Hence why it makes sense (through science) to put most of your weight in your outside stirrup during a barrel turn, while sitting straight up and down in your saddle (do not lean inward, and do not lean outward).
I first learned this concept at a Lynn McKenzie barrel clinic. When you wanted your horse to rate (lets say we are making a left turn), you would rotate your hips in the saddle counter clockwise so that your left hip is slightly back, and your right hip is slightly forward. You put the majority of your weight in your right stirrup, which leaves your left leg "free" to squeeze and hustle your horse.

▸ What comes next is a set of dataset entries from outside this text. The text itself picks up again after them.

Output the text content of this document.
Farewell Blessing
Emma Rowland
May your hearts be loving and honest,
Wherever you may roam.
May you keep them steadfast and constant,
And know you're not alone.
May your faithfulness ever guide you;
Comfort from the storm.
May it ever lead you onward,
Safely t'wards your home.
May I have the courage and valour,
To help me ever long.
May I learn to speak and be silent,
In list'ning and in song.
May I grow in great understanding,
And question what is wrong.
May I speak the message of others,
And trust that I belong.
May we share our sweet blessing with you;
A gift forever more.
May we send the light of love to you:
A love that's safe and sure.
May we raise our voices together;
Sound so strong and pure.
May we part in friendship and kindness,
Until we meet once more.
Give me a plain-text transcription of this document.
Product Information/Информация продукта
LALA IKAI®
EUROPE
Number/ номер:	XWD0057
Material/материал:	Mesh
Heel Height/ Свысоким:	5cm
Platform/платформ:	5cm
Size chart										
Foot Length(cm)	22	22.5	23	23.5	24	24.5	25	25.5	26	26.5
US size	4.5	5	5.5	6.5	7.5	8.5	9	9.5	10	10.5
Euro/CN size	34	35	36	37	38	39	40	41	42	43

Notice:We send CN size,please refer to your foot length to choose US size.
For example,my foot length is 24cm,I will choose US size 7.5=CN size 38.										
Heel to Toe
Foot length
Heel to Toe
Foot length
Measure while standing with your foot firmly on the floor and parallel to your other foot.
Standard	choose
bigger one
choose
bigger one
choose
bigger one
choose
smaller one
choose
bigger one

Now, of course this body position doesn't work for every horse, but that was the main idea --> Weight in the outside stirrup, and keep yourself sitting up straight.
I just found this photo on the internet, but it shows a good snapshot of a rider who is not leaning in or leaning out, and is staying straight in the saddle, weight in the outside foot.
Now although this is a young rider, in this snapshot she appears to be leaning inward heavily. This can cause a horse to shoulder in (see how much weight this horse is bearing on its front end? Most of the weight should be in the hindquarters; not the front end.) and can cause tipped barrels.
Granted now these are just snapshots. Seeing the run in action is always different.